Footnote: 10 The plaintiff's choice of a forum may be a relevant factor, however, it is not a dispositive factor under W. Va. Code, 56-1-1(b).
Footnote: 11 The criteria under 28 U.S.C. § 1404(a) is very similar to the criteria under W. Va. Code, 56-1-1(b). 28 U.S.C. § 1404(a) provides: "For the convenience of parties and witnesses, in the interest of justice, a district court may transfer any civil action to any other district or division where it might have been brought." (Emphasis added). W. Va. Code, 56-1-1(b), also provides venue may be changed if the defendant shows the change "would better afford convenience to the parties litigant and the witnesses likely to be called, and if the ends of justice would
better be served
[.]" (Emphasis added). The main differences between the statutes is that W. Va. Code, 56-1-1(b), is limited to specific circumstances. First, it must involve a civil action brought in the county where the cause of action arose. Second, the defendant must reside in a county other than the one where the cause of action is brought. Third, the defendant must make the motion to change the venue. Fourth, the change must be to the county where the defendant resides. None of these
circumstances are stated in 28 U.S.C. § 1404(a). However, these differences do not resolve the issue of whether the "convenience" and "ends of justice" factors under W. Va. Code, 56-1-1(b), encompass the doctrine of forum non conveniens.

        Except for some semantical differences, the factors under the two statutes are identical. Therefore, we find that an examination of the way the United States Supreme Court has dealt
with these factors is useful in determining the application of the factors in W. Va. Code, 56-1-1(b).

        28 U.S.C. § 1404(a) was adopted one year after the United States Supreme Court case of Gulf Oil Corp. v. Gilbert, 330 U.S. 501, 67 S. Ct. 839, 91 L.Ed. 1055 (1947). Gilbert is a case we relied heavily upon in Tsapis, supra, to explain forum non conveniens, and, subsequently, we concluded in Syllabus Point 3 of Tsapis that the "doctrine of forum non conveniens is available to courts of record" in West Virginia. We also said the doctrine applied to W. Va. Code, 56-9-1, situations. 184 W. Va. at 236, 400 S.E.2d at 244. Similar to what we are deciding today, the United States Supreme Court has not applied forum non conveniens to Section 1404(a) cases.


Footnote: 12 Note 13 of Hinkle provides:

                "When the United States Supreme Court considered the principle of forum non conveniens they concluded that 'unless the balance is strongly in favor of the defendant, the plaintiff's choice of forum should rarely be disturbed.' Gulf Oil v. Gilbert, 330 U.S. 501, 508 [, 67 S. Ct. 839, 843, 91 L.Ed. 1055, 1062] (1947).
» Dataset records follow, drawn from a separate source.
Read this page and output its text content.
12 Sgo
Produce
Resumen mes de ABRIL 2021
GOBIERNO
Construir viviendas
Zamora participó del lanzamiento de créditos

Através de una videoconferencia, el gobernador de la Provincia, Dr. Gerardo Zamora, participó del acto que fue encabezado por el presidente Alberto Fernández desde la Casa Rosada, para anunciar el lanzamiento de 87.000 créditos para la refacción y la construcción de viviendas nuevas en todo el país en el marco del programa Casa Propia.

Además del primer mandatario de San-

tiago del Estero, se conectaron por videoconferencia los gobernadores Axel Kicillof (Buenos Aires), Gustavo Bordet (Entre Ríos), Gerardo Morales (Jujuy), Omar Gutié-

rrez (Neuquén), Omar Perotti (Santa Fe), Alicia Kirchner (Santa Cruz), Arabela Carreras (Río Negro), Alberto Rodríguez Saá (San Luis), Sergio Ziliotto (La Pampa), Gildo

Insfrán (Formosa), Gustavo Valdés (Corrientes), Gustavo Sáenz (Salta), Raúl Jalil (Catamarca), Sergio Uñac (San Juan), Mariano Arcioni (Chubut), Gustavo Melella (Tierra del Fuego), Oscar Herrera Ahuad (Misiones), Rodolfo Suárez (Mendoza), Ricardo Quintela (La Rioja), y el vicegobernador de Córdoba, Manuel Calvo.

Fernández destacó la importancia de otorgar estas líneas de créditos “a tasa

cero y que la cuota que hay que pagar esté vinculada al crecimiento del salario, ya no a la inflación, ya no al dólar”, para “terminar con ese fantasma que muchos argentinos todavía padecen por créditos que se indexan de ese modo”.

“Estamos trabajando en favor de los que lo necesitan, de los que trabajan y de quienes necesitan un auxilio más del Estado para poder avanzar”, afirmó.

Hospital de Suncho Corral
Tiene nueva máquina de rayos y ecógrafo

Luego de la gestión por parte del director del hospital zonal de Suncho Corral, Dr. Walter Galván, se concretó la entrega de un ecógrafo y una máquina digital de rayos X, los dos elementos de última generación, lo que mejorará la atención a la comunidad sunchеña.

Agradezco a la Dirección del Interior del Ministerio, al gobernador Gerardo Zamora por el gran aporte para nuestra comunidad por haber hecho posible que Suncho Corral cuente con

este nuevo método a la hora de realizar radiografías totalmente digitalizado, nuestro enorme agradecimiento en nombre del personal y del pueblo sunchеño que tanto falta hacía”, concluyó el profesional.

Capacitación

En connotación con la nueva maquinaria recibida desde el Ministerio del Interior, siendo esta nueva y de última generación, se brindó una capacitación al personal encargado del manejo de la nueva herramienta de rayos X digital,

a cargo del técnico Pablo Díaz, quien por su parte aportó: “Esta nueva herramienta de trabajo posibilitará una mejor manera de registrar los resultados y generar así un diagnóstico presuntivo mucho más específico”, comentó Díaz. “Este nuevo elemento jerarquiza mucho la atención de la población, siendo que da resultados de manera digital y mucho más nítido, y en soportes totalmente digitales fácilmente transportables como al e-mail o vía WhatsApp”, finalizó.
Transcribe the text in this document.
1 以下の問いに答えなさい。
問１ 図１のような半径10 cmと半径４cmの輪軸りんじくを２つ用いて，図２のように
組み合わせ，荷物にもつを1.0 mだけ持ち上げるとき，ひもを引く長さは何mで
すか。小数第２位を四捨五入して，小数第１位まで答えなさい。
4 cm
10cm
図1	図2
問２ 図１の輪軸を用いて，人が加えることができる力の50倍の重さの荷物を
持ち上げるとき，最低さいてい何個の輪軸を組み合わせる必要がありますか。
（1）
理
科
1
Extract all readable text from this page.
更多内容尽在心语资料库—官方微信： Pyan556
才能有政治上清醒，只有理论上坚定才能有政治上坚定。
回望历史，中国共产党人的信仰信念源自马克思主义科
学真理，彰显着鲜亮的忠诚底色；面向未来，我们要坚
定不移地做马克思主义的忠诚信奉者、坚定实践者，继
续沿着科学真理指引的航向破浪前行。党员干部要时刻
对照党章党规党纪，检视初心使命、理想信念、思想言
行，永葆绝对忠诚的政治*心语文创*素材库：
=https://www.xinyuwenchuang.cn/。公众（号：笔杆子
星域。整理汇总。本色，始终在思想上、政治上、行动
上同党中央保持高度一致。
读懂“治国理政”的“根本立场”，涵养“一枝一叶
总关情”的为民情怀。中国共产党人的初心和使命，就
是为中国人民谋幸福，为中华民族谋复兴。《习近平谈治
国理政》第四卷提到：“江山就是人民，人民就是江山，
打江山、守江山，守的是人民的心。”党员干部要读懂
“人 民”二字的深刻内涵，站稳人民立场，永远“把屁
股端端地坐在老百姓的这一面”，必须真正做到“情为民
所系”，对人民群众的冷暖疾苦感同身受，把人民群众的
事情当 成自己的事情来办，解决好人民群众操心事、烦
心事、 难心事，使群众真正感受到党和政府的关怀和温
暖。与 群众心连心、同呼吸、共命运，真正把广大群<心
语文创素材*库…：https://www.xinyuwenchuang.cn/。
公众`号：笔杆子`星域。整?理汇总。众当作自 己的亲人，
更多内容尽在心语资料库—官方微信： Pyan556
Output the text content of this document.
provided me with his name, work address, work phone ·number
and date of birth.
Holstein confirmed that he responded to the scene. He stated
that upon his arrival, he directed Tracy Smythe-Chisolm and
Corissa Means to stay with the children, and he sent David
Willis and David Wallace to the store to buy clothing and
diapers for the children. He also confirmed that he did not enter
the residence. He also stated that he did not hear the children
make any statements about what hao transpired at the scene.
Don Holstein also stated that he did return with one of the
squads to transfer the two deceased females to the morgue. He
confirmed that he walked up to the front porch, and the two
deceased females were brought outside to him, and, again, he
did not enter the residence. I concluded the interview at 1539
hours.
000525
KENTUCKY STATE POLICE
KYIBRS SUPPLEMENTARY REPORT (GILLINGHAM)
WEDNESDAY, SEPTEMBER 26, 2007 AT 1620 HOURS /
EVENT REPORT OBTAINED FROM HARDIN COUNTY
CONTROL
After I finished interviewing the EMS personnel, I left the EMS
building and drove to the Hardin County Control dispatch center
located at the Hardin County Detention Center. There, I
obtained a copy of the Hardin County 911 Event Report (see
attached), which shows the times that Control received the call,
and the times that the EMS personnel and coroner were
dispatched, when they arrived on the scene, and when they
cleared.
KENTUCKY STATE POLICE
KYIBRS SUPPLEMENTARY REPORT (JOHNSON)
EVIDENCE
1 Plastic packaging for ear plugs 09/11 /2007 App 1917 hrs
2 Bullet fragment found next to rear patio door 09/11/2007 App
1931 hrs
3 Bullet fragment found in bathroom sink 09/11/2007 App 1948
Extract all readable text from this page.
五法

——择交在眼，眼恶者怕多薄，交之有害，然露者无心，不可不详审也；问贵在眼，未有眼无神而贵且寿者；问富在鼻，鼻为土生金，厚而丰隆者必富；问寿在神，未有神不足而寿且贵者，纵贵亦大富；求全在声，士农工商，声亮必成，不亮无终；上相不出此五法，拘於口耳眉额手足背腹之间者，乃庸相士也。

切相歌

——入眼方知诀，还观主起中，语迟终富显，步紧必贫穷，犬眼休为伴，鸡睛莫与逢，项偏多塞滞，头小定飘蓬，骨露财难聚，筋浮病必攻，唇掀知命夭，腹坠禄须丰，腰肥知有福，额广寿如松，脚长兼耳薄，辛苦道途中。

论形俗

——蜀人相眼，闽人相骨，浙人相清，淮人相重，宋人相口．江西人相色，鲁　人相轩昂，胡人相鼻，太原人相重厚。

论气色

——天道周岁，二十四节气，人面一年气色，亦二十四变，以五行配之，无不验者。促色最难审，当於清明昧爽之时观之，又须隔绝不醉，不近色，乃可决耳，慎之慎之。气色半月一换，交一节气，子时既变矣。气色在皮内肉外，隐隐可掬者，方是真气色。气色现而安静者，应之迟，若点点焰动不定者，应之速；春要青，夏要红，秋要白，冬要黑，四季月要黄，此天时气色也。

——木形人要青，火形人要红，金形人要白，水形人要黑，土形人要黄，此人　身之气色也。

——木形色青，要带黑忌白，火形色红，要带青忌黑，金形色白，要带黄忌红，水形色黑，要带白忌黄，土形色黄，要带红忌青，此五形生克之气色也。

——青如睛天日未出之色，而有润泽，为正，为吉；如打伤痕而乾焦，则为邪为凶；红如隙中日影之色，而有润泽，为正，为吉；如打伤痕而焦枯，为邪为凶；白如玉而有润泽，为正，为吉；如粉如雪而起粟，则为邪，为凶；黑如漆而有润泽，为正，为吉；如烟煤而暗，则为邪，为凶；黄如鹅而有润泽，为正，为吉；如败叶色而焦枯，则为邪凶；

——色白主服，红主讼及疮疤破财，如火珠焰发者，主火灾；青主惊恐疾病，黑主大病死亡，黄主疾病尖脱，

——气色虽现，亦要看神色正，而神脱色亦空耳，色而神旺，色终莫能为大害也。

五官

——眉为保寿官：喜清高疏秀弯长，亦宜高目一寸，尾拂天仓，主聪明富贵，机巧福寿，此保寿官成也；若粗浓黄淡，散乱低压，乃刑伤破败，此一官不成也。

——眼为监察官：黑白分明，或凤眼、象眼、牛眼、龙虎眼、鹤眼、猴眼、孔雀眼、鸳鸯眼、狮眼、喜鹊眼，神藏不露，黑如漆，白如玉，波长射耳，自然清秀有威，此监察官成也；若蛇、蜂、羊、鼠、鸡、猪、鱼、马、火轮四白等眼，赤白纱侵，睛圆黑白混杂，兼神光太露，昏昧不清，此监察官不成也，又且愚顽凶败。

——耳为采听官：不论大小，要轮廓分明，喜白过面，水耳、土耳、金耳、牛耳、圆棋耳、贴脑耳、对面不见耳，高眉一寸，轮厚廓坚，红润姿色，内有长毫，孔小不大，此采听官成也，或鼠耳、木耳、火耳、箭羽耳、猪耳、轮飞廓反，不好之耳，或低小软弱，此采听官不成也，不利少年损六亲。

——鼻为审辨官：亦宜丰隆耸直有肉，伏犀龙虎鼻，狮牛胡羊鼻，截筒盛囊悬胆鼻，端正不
However, notwithstanding a policy permitting a plaintiff to choose his forum, the Court was willing to balance against the plaintiff's choice 'all other practical problems that make trial of a case easy, expeditious and inexpensive.' Id. We construe Rule 42(b) W. Va. RCP and Code, 56-9-1 [1939] as providing, in appropriate cases, a viable counterpart to 28 U.S.C. 1404 [1962]." 164 W. Va. at 124, 262 S.E.2d at 751.


Footnote: 13 We find it unnecessary to address the issue of whether the respondent judge should accompany the case to Kanawha County, as this issue now is mooted by our determination that Kanawha County is not an appropriate forum.